At the National Workers' Compensation and Disability Conference and Expo in Las Vegas yesterday I was part of a panel of bloggers asked to comment on what's wrong with the industry and how to fix it.
One of the things that we collectively noted was that in the over 100 years that workers' compensation has been in existence everything has changed: the economy has changed, culture and society has changed, there are now much different laws in place that provide new liabilities, responsibilities and remedies for both employers and employees, and as a consequence the risks are much different.
But workers' compensation hasn't changed.
We on the panel (and perhaps in the audience) were all were thinking in terms of the employer-employee relationship.
But a Louisiana case that was published on Wednesday demonstrates that risks have changed for the payer community in a dramatic fashion as well, and that the exclusive remedy isn't so exclusive any longer.
The Louisiana Court of Appeals 3rd Circuit ruled in Williams v. SIF Consultants of Louisiana, No. 12-419, that a group of medical vendors, institutions and facilities that have provided services to workers' compensation patients can collectively sue as a class action the insurance carriers for the CorVel Corp., based on alleged violations of Louisiana's laws governing notice for the application of preferred provider organization discounts.
The conditional certification of the class will allow these health care providers, who allegedly had their workers' compensation medical bills discounted through a "silent PPO" arrangement, to continue with the suit.
Thomas A. Filo of Cox, Cox, Filo, Camel & Wilson, one of the attorneys representing the class, on Thursday estimated more than 1,000 members comprise the class.
The lead plaintiff in the case originally filed claims against Med-Comp USA, Risk Management Services and SIF Consultants of Louisiana, in addition to CorVel and CorVel's insurance carriers – the Executive Risk Specialty Insurance Co. and the Homeland Insurance Company of New York.
Med-Comp, a PPO provider, had contracts to pay health care providers at discounted rates. Risk Management Services and SIF Consultants applied the Med-Comp discounts when administering workers' compensation claims for Louisiana employers. CorVel's claims administrators also used the Med-Comp PPO discounts, as well as its own CorCare PPO network discounts, on the bills submitted by plaintiffs.
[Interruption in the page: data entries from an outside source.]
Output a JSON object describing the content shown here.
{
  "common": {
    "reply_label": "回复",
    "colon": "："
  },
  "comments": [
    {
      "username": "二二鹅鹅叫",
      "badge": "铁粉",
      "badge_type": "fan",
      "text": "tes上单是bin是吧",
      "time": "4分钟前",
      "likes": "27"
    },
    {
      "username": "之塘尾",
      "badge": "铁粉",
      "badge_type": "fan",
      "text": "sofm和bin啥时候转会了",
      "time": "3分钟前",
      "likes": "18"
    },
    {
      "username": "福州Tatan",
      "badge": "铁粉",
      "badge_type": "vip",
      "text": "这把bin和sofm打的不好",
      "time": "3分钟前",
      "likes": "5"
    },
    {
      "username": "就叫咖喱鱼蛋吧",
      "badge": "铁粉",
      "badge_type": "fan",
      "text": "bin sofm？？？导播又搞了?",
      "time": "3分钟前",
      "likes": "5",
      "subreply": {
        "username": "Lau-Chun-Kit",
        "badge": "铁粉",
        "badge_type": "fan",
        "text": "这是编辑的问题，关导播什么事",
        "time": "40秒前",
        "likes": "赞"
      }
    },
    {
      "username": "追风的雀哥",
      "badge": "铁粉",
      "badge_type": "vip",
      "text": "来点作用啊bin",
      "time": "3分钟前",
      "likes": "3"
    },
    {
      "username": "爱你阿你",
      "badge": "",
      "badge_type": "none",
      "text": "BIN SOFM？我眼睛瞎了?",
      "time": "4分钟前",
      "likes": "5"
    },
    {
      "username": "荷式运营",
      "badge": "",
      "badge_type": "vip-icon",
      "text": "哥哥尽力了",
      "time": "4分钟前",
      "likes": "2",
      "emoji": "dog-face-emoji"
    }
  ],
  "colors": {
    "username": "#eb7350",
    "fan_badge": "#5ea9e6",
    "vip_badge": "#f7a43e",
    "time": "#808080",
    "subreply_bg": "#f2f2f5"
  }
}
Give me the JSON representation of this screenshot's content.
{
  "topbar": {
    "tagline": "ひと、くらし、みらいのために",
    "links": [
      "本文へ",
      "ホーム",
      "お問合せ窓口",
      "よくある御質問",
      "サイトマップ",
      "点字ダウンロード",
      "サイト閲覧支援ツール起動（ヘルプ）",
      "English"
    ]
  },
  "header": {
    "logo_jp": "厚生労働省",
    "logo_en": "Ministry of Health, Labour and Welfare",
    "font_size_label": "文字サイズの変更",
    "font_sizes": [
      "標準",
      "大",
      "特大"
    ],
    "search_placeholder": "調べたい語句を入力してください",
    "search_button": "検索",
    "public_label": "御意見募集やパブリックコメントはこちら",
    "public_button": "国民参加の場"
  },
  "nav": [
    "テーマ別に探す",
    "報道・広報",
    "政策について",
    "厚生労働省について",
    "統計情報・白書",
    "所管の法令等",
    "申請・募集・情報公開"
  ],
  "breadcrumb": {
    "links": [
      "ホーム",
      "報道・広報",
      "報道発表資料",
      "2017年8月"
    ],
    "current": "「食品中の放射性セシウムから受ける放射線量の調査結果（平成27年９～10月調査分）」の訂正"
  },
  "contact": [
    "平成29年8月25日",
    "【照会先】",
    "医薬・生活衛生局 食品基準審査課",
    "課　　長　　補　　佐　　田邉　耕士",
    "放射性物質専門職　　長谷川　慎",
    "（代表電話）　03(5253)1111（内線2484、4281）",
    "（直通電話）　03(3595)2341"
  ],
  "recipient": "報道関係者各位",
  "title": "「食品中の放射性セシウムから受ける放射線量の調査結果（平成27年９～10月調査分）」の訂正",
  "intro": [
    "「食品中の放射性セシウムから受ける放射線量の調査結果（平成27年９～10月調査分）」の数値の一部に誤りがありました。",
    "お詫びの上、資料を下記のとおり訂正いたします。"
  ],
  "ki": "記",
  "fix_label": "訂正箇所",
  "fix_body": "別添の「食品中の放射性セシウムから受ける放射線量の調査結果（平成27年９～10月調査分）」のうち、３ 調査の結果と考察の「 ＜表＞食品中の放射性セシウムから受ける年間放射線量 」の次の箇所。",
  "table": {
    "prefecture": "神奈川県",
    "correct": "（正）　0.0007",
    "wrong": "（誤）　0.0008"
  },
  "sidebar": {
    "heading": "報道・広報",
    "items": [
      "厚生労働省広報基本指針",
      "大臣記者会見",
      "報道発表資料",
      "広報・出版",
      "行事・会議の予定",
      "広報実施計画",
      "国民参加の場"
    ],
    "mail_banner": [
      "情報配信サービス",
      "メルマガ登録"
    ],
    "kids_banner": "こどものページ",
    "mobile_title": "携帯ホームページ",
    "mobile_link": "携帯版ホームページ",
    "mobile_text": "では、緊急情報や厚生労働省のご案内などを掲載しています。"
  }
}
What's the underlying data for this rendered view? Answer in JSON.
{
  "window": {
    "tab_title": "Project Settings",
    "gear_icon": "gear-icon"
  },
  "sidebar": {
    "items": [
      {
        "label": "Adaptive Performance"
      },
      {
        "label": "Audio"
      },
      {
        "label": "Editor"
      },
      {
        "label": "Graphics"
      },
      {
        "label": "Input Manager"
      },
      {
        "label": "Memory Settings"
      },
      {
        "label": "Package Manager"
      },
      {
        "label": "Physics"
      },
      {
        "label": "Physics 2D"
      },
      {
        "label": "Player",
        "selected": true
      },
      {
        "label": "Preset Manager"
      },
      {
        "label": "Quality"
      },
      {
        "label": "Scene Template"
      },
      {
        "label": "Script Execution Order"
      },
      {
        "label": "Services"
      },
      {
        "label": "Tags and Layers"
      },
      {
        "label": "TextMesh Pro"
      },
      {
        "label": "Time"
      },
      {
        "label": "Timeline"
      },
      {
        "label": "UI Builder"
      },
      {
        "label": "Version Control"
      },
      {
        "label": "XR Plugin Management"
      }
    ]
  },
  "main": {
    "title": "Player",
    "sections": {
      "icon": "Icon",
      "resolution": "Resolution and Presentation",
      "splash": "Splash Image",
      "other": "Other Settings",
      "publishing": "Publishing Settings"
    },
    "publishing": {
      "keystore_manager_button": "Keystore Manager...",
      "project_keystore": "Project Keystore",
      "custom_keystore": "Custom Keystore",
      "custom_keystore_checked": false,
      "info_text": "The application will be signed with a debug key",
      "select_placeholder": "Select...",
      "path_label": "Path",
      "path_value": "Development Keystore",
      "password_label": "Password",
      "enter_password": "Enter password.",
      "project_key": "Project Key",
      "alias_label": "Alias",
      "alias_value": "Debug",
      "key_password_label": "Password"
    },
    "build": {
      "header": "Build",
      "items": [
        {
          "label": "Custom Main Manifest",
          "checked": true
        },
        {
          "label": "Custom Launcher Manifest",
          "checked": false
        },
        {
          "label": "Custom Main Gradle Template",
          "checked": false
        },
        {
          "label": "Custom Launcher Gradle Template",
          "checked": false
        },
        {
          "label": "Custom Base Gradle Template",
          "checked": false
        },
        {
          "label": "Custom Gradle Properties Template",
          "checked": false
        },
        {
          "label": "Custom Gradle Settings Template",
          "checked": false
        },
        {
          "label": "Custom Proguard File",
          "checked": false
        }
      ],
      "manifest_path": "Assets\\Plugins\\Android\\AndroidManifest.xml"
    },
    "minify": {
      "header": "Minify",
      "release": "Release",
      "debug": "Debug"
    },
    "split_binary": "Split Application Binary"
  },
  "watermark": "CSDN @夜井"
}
Under Louisiana law, a PPO's discounted rates of payment cannot be enforced upon a provider unless the name of the organization is clearly identified on a benefit card issued by the group purchaser or other entity accessing a group purchaser's contractual agreement and presented to the participating provider when medical care is provided.
Last year, CorVel agreed to settle a class action against it based on its alleged non-compliance with this notice provision for $9 million. The terms of that settlement, however, allowed the plaintiffs in that case to proceed against CorVel's insurers.
The plaintiffs in that proceeding also reached settlements with Risk Management Services and SIF Consultants of Louisiana, but not with Med-Comp.
Filo said that he and his fellow claimant attorneys then sought to certify a new class of plaintiffs to sue CorVel's insurers – Homeland and Executive Risk – and Med-Comp.
While Filo told WorkCompCentral that this is likely close to the last of PPO discount class actions that had been going on since 2004, the import of this decision can't escape those in other states where similar situations may exist.
Yes, workers' compensation is a state by state issue and the applicability of Louisiana law to similarly situated claimants and providers may not be applicable.
But what I see as the bigger issue is that the dispute between the medical providers and the payers is all about workers' compensation, which to me means exclusive remedy and that disputes should all be resolved within the workers' compensation adjudication process, not in the civil court arena.
Louisiana has an administrative adjudication system like many states. A case as big as this is likely well beyond the capacity of the state's administrative system to handle and manage. I get that.
All I'm pointing out though, is that workers' compensation, and all of its ancillary sub-systems like bill and/or utilization review, has evolved to the point where one large component of the "grand compromise," removal of the risk of civil suit, has grown to become a big risk again.
I'm not opining on whether or not this class action is in the proper jurisdiction or venue, or that the payers or providers are right or wrong. I'm only saying that this is a very real example of the erosion of workers' compensation's original promise - alleviation of the risk of civil suit.
Back to the premise of our panel at the conference - what's wrong with workers' compensation. Quite simply, we haven't evolved.
Workers' compensation is no longer exclusive. I'm not sure that this is anything we can fix, or maybe something that we want to fix. But we certainly must keep this reality in mind as we go about our daily work, and planning for the future of our industry.